Assista aqui ao documentário exclusivo da BBC
Um dos vendedores estava tentando vender um trecho da Terra Indígena Uru Eu Wau Wau, território onde há inclusive presença de indígenas isolados.
Em março, o Supremo Tribunal Federal (STF) determinou que a Polícia Federal (PF) investigasse os fatos citados no documentário. Em julho, a PF fez uma operação de busca e apreensão em endereços de todos os vendedores expostos.
Segundo a polícia, os investigados foram ouvidos e responderão pelos crimes de invasão e desmatamento de terras públicas e por estelionato. As penas, somadas, ultrapassam 13 anos de prisão.
Na época, o Facebook disse que estava “pronto para trabalhar com autoridades locais” sobre eventuais crimes expostos no documentário, mas que não tomaria medidas por conta própria para impedir que essas negociações ilegais ocorressem em suas plataformas.
Agora a empresa diz ter trabalhado com o Programa das Nações Unidas para o Meio Ambiente (Pnuma) e outras organizações para dar os “primeiros passos” para tentar resolver a questão.
“A partir de agora, analisaremos as listagens no Facebook Marketplace com base em um banco de dados oficial de áreas protegidas de uma organização internacional para identificar quais podem violar essa nova política”, disse o Facebook, em um comunicado.
“Com base em critérios específicos, o Facebook buscará identificar e bloquear novas listagens no Marketplace nessas áreas”, completou a empresa.
Ainda segundo a companhia, a nova política será aplicada “gradualmente”. O Facebook não detalhou, porém, quais critérios usará para fazer a filtragem.
Hoje muitos usuários que tentam vender terras na Amazônia pela plataforma não citam dados precisos sobre a localização das áreas, o que dificulta a checagem sobre elas estarem ou não dentro de áreas protegidas.
Para a advogada Brenda Brito, pesquisadora do Imazon (Instituto do Homem e Meio Ambiente da Amazônia), a nova política do Facebook terá pouco efeito se a empresa não exigir que os vendedores passem a citar a localização precisa das áreas que estão tentando vender.
“Eles (Facebook) podem usar a melhor base de dados do mundo, mas, se não tiverem alguma referência de geolocalização, não vai dar certo”, afirma Brito.
A BBC questionou o Facebook por que a empresa não exigia a localização das áreas à venda e se passaria a adotar a medida.

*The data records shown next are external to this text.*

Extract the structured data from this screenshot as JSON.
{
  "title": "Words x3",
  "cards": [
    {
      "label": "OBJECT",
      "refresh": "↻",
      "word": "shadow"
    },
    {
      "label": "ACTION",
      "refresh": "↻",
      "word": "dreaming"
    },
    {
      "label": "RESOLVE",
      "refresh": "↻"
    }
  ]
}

Em resposta na qual não abordou o tema, o Facebook disse que as medidas anunciadas “são resultado de conversas com parceiros e especialistas ambientais”, entre os quais a ONG WWF.
“Sabemos que não existem ‘balas de prata’ neste espaço e continuaremos trabalhando para evitar que as pessoas burlem nossa fiscalização”, afirmou a empresa.
Para Brenda Brito, o Facebook também poderia ter incluído em sua base de dados as florestas nacionais públicas não destinadas, que são um dos principais alvos de grileiros e desmatadores na Amazônia hoje.
O Serviço Florestal Brasileiro mantém desde 2016 mapas atualizados sobre essas áreas, que poderiam ser usados para ampliar o alcance das medidas anunciados pelo Facebook, segundo a pesquisadora.
A empresa afirmou, porém, que utilizaria uma base de dados que não inclui esses territórios, mantida pelo Centro Mundial de Monitoramento da Conservação do Programa das Nações Unidas para o Meio Ambiente (UNEP-WCMC, na sigla em inglês).
Em nota à BBC, uma porta-voz da UNEP-WCMC disse que o órgão gerencia “a mais abrangente base global de dados sobre área protegidas”, atualizada mensalmente com informações de governos e outras instituições.
Para a ambientalista Ivaneide Bandeira, fundadora da ONG Kanindé, a mudança na política do Facebook é positiva.
“Considero esse anúncio uma coisa boa, embora esteja chegando atrasado, porque eles nunca deveriam ter permitido (os anúncios de terras protegidas)”, afirmou.
“Mas o fato de agora estarem tomando essa posição é bom, porque vai ajudar na proteção do território, já que vai ajudar a não divulgar venda de terra dentro de área protegida e de terra indígena”, disse Bandeira.